Herein -- at least with regard to Baker's parrhesiastic solution to the existential problems that pure scientism generates -- resides the questionability of the set of fundamental prejudgments towards traditional metaphysics that motivate the book. The parrhesiastic attitude has its virtue, for instance, in how it can foster a truth-seeking philosophical attitude, but there are other ideals of character, and sometimes the truth is too true to be said. At one point, Nietzsche mentions what he considers to be a nobler attitude:

It is nobler to declare oneself wrong than to insist on being right -- especially when one is right. Only one must be rich enough for that. (Thus Spoke Zarathustra, Part One, "The Adder's Bite")

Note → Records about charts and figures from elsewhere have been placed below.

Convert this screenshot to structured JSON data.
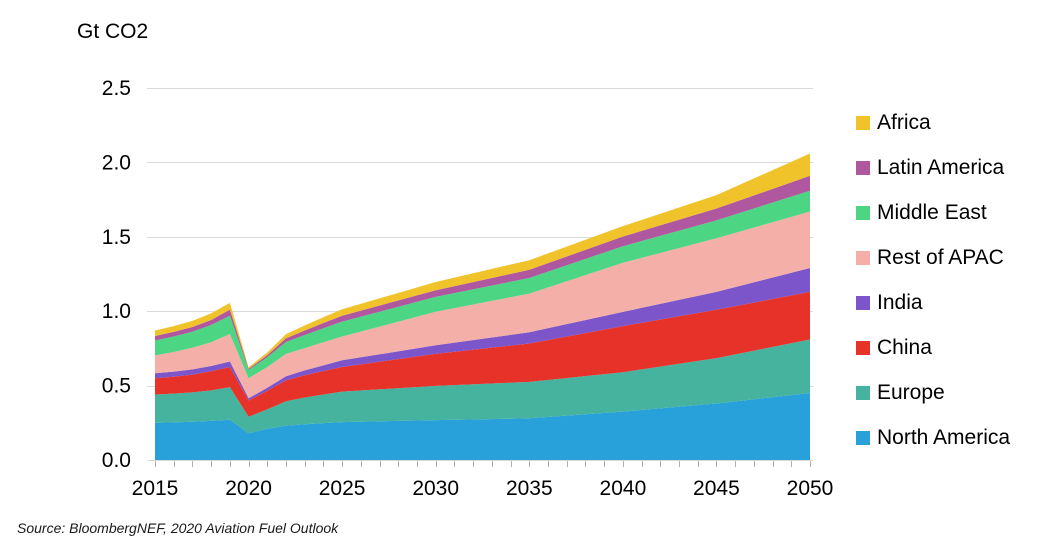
{
  "chart_data": {
    "type": "area",
    "stacked": true,
    "unit_label": "Gt CO2",
    "source": "Source: BloombergNEF, 2020 Aviation Fuel Outlook",
    "xlabel": "",
    "ylabel": "Gt CO2",
    "xlim": [
      2015,
      2050
    ],
    "ylim": [
      0,
      2.5
    ],
    "grid": true,
    "legend_position": "right",
    "x": [
      2015,
      2016,
      2017,
      2018,
      2019,
      2020,
      2021,
      2022,
      2023,
      2024,
      2025,
      2030,
      2035,
      2040,
      2045,
      2050
    ],
    "x_ticks": [
      "2015",
      "2020",
      "2025",
      "2030",
      "2035",
      "2040",
      "2045",
      "2050"
    ],
    "y_ticks": [
      "0.0",
      "0.5",
      "1.0",
      "1.5",
      "2.0",
      "2.5"
    ],
    "series": [
      {
        "name": "North America",
        "color": "#28A0DA",
        "values": [
          0.25,
          0.253,
          0.257,
          0.263,
          0.27,
          0.18,
          0.21,
          0.23,
          0.24,
          0.248,
          0.255,
          0.268,
          0.28,
          0.325,
          0.38,
          0.45
        ]
      },
      {
        "name": "Europe",
        "color": "#45B39E",
        "values": [
          0.19,
          0.193,
          0.197,
          0.205,
          0.22,
          0.11,
          0.13,
          0.165,
          0.18,
          0.192,
          0.205,
          0.23,
          0.245,
          0.265,
          0.305,
          0.36
        ]
      },
      {
        "name": "China",
        "color": "#E63229",
        "values": [
          0.11,
          0.114,
          0.12,
          0.128,
          0.135,
          0.11,
          0.125,
          0.14,
          0.15,
          0.158,
          0.165,
          0.215,
          0.258,
          0.31,
          0.325,
          0.32
        ]
      },
      {
        "name": "India",
        "color": "#7B55C9",
        "values": [
          0.033,
          0.034,
          0.035,
          0.036,
          0.037,
          0.015,
          0.02,
          0.028,
          0.032,
          0.038,
          0.045,
          0.058,
          0.075,
          0.095,
          0.12,
          0.16
        ]
      },
      {
        "name": "Rest of APAC",
        "color": "#F4AFA9",
        "values": [
          0.12,
          0.132,
          0.145,
          0.16,
          0.185,
          0.135,
          0.14,
          0.15,
          0.15,
          0.155,
          0.16,
          0.225,
          0.26,
          0.33,
          0.36,
          0.38
        ]
      },
      {
        "name": "Middle East",
        "color": "#4CD683",
        "values": [
          0.1,
          0.104,
          0.108,
          0.115,
          0.122,
          0.055,
          0.065,
          0.08,
          0.088,
          0.095,
          0.1,
          0.1,
          0.105,
          0.112,
          0.12,
          0.14
        ]
      },
      {
        "name": "Latin America",
        "color": "#AF58A0",
        "values": [
          0.03,
          0.031,
          0.032,
          0.034,
          0.042,
          0.008,
          0.015,
          0.025,
          0.03,
          0.035,
          0.04,
          0.045,
          0.055,
          0.065,
          0.08,
          0.1
        ]
      },
      {
        "name": "Africa",
        "color": "#F0C32A",
        "values": [
          0.037,
          0.039,
          0.041,
          0.044,
          0.045,
          0.01,
          0.018,
          0.028,
          0.034,
          0.038,
          0.043,
          0.055,
          0.065,
          0.07,
          0.09,
          0.15
        ]
      }
    ]
  }
}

This review has focused critically on Baker's basic assumptions and central claims, most of which did not persuade me. It should be said that the book contains an abundance of substantial expositions that convey positions held by Agamben, Badiou, Bultmann, Foucault, Heidegger, Nietzsche, and Spinoza, usually as related to alternative conceptions of "world." The chapter "Paul: Nihilist or Overman?" (originally published as "Paul and Political Theology: Nihilism, Empire, and the Messianic Vocation" in Philosophy and Social Criticism, Vol. 41) is valuable in its presentation of different understandings of St. Paul, as expressed by Nietzsche, Taubes, Badiou, and Agamben. The interpretive diversity is astonishing, and it compares with the contrasting presentations of Nietzsche and Socrates with which interpreters have to contend.